Nonetheless, outcomes have been variable. A multi-institution pediatric series (10 children/adolescents with primary liver malignancies, including 3 FL-HCC) reported a median survival of only 4 months after Y-90 treatment, using resin-based microspheres. The three patients with FL-HCC treated with Y90-TARE had survival times of 20, 17, and 2 months following treatment.28 The LSFs for cases in the mentioned report were 3%, 4% (29% for the second treatment), and 5%, comparable to the median LSF of 4.59% (mean: 4.56 ± 1.94%) in our study. This study discussed the potential for Y90 therapy to achieve localized tumor control, in conjunction with systemic treatments for managing extrahepatic metastatic disease. There are other reports discussing the utility and outcomes of Y90-TARE in patients with FL-HCC who had multiple treatments. In a reported case of a pediatric patient, Y90-TARE was initially performed for a massive FL-HCC tumor in the right hepatic lobe. Follow-up imaging at 4 months demonstrated areas of tumor necrosis and a slight reduction in the tumor size, though new metastases in the left lobe were observed. The patient was treated with another Y90-TARE procedure 6 months later. Despite achieving stability in the liver tumor patient developed new extrahepatic disease unresponsive to systemic therapy and passed away at 20 months after the initial diagnosis.29
In addition to outcomes, understanding dosimetric parameters is an important aspect for treatment efficacy and therapeutic planning in Y90-TARE. Tumor and liver absorbed doses were highly variable in our study. This is most likely attributable to the use of different Y90 devices (resin vs glass, and different calibrations for glass Y90 microspheres) and the evolution of personalized dosimetry over time. Therefore, we cannot make strong dosimetry recommendations based on these results for FL-HCC. However, at our institution, we follow the dosimetry principles based on prospective or retrospective studies evaluating the impact of dosimetry on imaging and pathological response in patients with HCC.30,31
Limitations of the current study include being a retrospective study with a small number of patients. However, it represents one of the largest series of FL-HCC reporting on Y90-TARE, given the rare incidence of this tumor type. Our study did not report a formal local time-to-progression analysis because some tumors were only partially treated, so response assessments by mRECIST (which also accounts for extrahepatic progression) served as our endpoint. The heterogeneous use and timing of systemic therapy around Y90-TARE, which reflects evolving real-world practice, can confound survival outcomes and limit our ability to isolate the effect of Y90-TARE alone.

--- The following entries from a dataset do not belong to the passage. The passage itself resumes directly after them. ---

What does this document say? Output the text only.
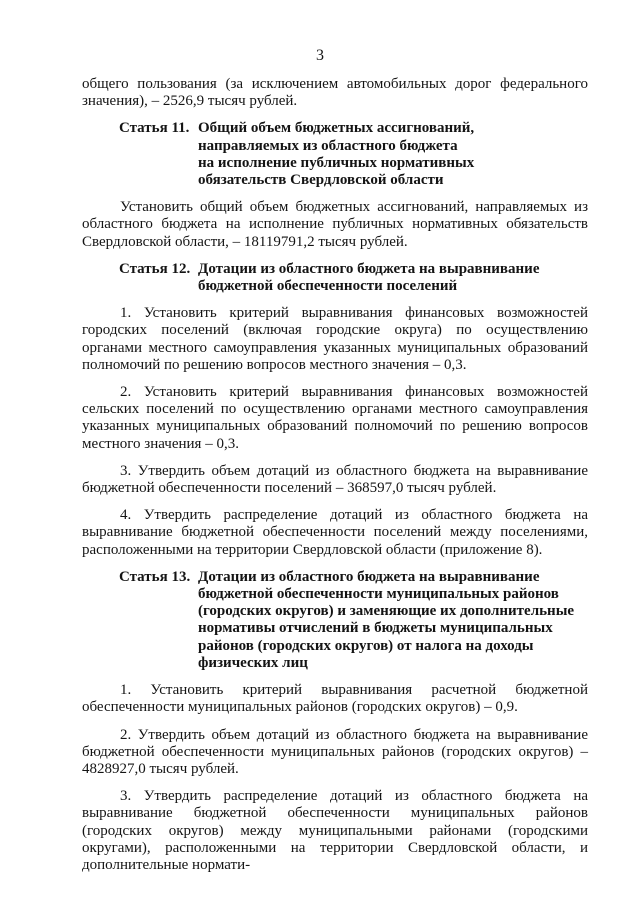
3

общего пользования (за исключением автомобильных дорог федерального значения), – 2526,9 тысяч рублей.

Статья 11. Общий объем бюджетных ассигнований,
направляемых из областного бюджета
на исполнение публичных нормативных
обязательств Свердловской области

Установить общий объем бюджетных ассигнований, направляемых из областного бюджета на исполнение публичных нормативных обязательств Свердловской области, – 18119791,2 тысяч рублей.

Статья 12. Дотации из областного бюджета на выравнивание
бюджетной обеспеченности поселений

1. Установить критерий выравнивания финансовых возможностей городских поселений (включая городские округа) по осуществлению органами местного самоуправления указанных муниципальных образований полномочий по решению вопросов местного значения – 0,3.

2. Установить критерий выравнивания финансовых возможностей сельских поселений по осуществлению органами местного самоуправления указанных муниципальных образований полномочий по решению вопросов местного значения – 0,3.

3. Утвердить объем дотаций из областного бюджета на выравнивание бюджетной обеспеченности поселений – 368597,0 тысяч рублей.

4. Утвердить распределение дотаций из областного бюджета на выравнивание бюджетной обеспеченности поселений между поселениями, расположенными на территории Свердловской области (приложение 8).

Статья 13. Дотации из областного бюджета на выравнивание
бюджетной обеспеченности муниципальных районов
(городских округов) и заменяющие их дополнительные
нормативы отчислений в бюджеты муниципальных
районов (городских округов) от налога на доходы
физических лиц

1. Установить критерий выравнивания расчетной бюджетной обеспеченности муниципальных районов (городских округов) – 0,9.

2. Утвердить объем дотаций из областного бюджета на выравнивание бюджетной обеспеченности муниципальных районов (городских округов) – 4828927,0 тысяч рублей.

3. Утвердить распределение дотаций из областного бюджета на выравнивание бюджетной обеспеченности муниципальных районов (городских округов) между муниципальными районами (городскими округами), расположенными на территории Свердловской области, и дополнительные нормати-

Additionally, variability in dosimetric practices and the use of different Y-90 microsphere types (resin vs. glass) across cases could have influenced treatment responses and survival outcomes. This study is limited by the lack of a formal comparison between Tc-99m MAA–based planned doses and delivered doses, and by reliance on Y-90 Bremsstrahlung SPECT/CT rather than PET for post-treatment dosimetry. While substantial progress has been made in refinement of dosimetry calculations, dose quantification, and response/toxicity assessment, there is a critical need to improve standardization of dosimetry models, imaging, and reporting when interpreting clinical outcomes. Despite these limitations, we believe that, given the current state of the FL-HCC literature, these data offer value for clinicians and researchers to further explore the role of Y90-TARE in this patient population in future multicenter studies.

Conclusion

Conclusion
In conclusion, this retrospective case series suggests that Y90-TARE is safe, effective, and has potential for achieving tumor control in patients with unresectable FL-HCC. In carefully selected patients, Y90-TARE may lead to durable responses, extended survival, or even facilitate downstaging to curative options such as liver transplantation.